Fresh fears that Lucy Letby murdered three more babies and tried to harm up to 15 more have been raised by an expert witness at the nurse’s trial.

Paediatrician Dewi Evans, who gave evidence in court against the neo-natal nurse, claims he had concerns children who were not part of the prosecution’s case had their breathing tubes tampered with and suggested that at least one could have been poisoned with insulin.

Letby, 33, was sentenced to a whole life order last month after jurors convicted her of the murders of seven babies and the attempted murders of six others at the Countess of Chester Hospital’s neonatal unit in 2015 and 2016.

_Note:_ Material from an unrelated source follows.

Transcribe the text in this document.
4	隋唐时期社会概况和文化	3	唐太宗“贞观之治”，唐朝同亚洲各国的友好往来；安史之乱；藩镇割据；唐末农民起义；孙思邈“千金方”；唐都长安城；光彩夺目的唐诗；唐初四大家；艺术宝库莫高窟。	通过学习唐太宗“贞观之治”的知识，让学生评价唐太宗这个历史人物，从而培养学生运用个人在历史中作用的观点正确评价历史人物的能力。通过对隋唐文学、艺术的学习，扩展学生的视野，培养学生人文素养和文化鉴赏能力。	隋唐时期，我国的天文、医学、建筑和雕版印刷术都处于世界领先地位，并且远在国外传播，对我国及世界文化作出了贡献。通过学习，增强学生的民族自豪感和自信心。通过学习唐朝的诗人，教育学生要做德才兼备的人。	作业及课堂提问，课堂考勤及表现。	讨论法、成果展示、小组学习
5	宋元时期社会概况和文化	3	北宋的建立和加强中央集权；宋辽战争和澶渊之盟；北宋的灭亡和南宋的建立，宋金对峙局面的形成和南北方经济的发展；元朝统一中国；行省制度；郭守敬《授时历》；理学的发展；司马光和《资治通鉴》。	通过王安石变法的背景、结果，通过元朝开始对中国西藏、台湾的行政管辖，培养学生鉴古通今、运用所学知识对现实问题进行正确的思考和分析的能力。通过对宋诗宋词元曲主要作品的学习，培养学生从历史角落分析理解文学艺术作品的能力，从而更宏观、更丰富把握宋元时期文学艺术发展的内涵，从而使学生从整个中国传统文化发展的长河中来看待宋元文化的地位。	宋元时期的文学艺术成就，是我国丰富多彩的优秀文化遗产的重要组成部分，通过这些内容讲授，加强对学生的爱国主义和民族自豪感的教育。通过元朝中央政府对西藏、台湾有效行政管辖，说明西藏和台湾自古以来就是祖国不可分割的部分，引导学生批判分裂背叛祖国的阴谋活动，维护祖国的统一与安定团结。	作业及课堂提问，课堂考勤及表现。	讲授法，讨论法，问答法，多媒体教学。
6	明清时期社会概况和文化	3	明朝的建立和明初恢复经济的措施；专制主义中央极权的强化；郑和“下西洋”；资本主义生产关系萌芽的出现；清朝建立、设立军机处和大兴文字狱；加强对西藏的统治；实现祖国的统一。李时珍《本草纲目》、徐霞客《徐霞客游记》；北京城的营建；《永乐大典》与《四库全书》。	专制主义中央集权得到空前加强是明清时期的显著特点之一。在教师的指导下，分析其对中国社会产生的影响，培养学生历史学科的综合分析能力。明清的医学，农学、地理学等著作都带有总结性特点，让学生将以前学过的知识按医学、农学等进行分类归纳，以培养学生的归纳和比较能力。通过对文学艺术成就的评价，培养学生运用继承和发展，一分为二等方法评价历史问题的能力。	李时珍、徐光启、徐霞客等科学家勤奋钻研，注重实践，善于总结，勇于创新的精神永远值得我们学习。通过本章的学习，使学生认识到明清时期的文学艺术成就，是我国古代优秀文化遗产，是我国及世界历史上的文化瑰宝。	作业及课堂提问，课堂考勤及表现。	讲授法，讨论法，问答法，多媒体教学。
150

The 33-year-old was found guilty of deliberately injected infants with air or poisoned them with insulin. Other babies, some of whom had been born prematurely or had health issues, were harmed by being fed excessive amounts of milk, while one was physically assaulted.

Following Letby’s arrest in July 2018, Dr Evans said he was asked to review the notes of babies who were not part of the trial. He said: “Initially, I looked at 32 cases and there are seven of those [which were not part of the trial] that need more scrutiny.

“These babies had illnesses that were life-threatening and three of them died – but we need to look at them to see if they were placed in harm's way as well. They were poorly so it may be impossible to show beyond reasonable doubt whether they were the victim of inflicted harm.

“But there are seven cases that concern me which we need to look at more thoroughly. I will be liaising with Cheshire Police to bring those cases to their attention.”

Dr Evans went on to speak of finding “up to ten babies who were placed in harm’s way”.

“They go back to 2012, although most date back to June 2014 – 12 months prior to the first fatality,” he said.

“I found several cases that are highly suspicious where an endotracheal tube – placed in a baby's throat when they need breathing support – had been displaced, had come out. These tubes can come out accidentally, but for so many to come out is very, very unusual, especially in what I consider to be a good unit.

“I suspect these tubes were displaced intentionally. Of the 18, there could be up to ten babies who were placed in harm's way. As far as I know, they survived without suffering any long-term harm.”

Dr Evans added that he had suspicions Letby could have poisoned at least one other baby, whose notes detailed that he had a high insulin level, around November 2015.

Cheshire Police are continuing to review the care of some 4,000 babies admitted to hospital while Letby was working as a neonatal nurse. The period covers her spell at the Countess of Chester Hospital from January 2012 to the end of June 2016, and includes two work placements at Liverpool Women’s Hospital in 2012 and 2015.

The investigation, code-named Operation Hummingbird, is ongoing, and detectives have not ruled out the possibility that Letby could be charged with more crimes.

Letby last week launched a Court of Appeal bid to challenge her convictions.